Semoga AIBF kedepannya bisa tambah sukses lagi, menjadi business event yang bisa menarik jumlah participant yang lebih banyak lagi, bisa mengundang pembicara-pembicara yang hebat dan yang terpenting bisa berguna bagi participant yang datang.

 

Uttarayana Angligan
Mahasiswa Marketing & Management, Monash University

Acara ini benar-benar menginspirasi karena kita mendapatkan sharing experiences from the speakers and the participants, dan pengetahuan di dunia yang sebenarnya, mengetahui apa sih organisasi atau bisnis yang dijalankan oleh pembicara, dan saya sangat senang karena apa yang saya dapatkan sesuai dengan apa yang saya harapkan dari acara AIBF.

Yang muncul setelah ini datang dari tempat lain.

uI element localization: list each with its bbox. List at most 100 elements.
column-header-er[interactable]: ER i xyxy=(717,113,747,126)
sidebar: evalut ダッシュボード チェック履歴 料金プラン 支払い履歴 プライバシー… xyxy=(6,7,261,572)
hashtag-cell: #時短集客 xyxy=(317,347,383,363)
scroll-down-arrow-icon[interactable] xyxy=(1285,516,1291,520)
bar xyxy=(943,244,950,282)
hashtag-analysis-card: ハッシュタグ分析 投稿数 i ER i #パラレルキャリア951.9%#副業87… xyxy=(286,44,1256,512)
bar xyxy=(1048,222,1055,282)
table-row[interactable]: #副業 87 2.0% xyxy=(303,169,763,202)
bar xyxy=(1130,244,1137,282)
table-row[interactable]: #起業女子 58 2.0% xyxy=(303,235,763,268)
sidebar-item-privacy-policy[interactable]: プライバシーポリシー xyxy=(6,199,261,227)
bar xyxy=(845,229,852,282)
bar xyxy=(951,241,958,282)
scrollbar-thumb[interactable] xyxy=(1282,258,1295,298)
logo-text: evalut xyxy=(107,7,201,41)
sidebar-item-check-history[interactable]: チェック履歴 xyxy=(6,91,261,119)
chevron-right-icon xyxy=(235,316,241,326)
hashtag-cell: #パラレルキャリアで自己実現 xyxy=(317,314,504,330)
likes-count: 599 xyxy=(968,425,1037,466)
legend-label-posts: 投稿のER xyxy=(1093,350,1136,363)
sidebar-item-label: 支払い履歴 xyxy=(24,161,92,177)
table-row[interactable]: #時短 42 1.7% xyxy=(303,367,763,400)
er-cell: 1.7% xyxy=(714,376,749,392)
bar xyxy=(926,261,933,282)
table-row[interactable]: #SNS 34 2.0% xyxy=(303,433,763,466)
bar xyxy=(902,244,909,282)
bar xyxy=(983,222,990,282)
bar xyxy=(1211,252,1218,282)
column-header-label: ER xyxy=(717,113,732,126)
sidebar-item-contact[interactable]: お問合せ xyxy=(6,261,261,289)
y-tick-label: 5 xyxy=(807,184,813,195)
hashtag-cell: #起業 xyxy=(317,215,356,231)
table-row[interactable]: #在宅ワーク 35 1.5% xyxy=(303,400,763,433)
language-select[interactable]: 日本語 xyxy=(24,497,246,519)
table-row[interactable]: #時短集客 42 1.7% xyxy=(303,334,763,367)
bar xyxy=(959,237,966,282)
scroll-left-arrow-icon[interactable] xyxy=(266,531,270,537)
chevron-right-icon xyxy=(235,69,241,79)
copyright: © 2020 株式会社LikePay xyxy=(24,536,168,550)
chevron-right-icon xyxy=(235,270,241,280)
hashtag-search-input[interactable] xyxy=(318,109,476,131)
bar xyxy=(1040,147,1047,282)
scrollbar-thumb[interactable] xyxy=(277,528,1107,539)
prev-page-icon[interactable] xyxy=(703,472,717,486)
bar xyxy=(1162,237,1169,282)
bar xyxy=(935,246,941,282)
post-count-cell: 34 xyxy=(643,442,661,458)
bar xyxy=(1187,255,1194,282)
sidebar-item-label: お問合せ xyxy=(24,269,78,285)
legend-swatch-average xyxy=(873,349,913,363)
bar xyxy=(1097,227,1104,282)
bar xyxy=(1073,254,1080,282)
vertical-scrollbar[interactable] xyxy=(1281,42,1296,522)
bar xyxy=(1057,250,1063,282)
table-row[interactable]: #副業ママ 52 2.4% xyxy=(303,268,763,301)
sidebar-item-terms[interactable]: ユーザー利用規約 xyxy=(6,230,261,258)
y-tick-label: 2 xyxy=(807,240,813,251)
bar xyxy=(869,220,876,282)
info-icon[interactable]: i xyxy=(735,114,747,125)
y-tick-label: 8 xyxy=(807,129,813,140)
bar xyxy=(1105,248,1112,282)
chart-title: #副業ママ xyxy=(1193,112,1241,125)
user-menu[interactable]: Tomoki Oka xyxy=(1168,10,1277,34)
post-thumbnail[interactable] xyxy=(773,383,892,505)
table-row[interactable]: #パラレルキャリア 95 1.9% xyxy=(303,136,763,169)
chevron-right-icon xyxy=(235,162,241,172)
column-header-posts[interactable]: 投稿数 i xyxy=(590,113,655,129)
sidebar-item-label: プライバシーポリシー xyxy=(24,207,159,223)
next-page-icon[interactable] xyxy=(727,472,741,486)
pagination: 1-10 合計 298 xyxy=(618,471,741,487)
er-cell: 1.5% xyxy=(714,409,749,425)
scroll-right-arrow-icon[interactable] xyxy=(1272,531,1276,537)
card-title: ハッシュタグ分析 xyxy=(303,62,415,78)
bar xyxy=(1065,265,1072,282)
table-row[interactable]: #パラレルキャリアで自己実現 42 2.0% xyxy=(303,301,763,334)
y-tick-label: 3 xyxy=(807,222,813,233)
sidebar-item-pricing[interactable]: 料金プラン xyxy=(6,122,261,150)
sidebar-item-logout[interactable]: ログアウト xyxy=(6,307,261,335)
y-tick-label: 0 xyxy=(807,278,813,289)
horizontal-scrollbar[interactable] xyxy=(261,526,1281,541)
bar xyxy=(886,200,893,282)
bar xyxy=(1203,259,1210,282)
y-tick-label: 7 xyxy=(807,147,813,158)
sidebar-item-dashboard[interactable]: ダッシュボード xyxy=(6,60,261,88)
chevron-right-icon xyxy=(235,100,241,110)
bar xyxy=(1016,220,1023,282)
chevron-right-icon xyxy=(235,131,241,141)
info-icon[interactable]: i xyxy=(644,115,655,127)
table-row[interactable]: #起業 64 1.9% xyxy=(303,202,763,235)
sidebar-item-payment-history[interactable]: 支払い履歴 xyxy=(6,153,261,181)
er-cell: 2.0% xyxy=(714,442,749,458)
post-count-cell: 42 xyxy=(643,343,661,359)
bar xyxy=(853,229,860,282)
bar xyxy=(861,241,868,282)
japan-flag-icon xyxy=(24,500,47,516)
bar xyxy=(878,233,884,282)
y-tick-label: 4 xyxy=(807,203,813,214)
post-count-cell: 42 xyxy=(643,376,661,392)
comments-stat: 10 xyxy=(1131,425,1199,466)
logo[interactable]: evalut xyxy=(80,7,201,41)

Sesuai dengan experience dari mereka, opportunities menurut mereka harus diambil dan harus dicapitalise sebisa mungkin dan setingi-tinggi mungkin. Cerita pengalaman perjalanan para pembicara benar-benar menginspirasi saya dari perbedaan point of view of opportunities.

 

Jordy Vincent Tedja
Mahasiswa International Business, Monash University

Menurut saya acara ini mendatangkan pembicara yang tergolong bagus di kanca perbisnisan, acara ini juga tidak hanya bisnis saja tetapi mengundang pembicara di luar lingkup bisnis juga. Bagi saya, yang paling ditunggu-tunggu adalah networking-nya dimana kita bisa kenal dan berbincang dengan orang-orang yang sudah terjun ke lapangan. Kita juga bisa mengetahui perjalanan hidup dia, harapannya dari sini untuk dapat menambah wawasan dan pengentahuan tentang lapangan karena pembicaranya sudah mengerti tentang lapangannya.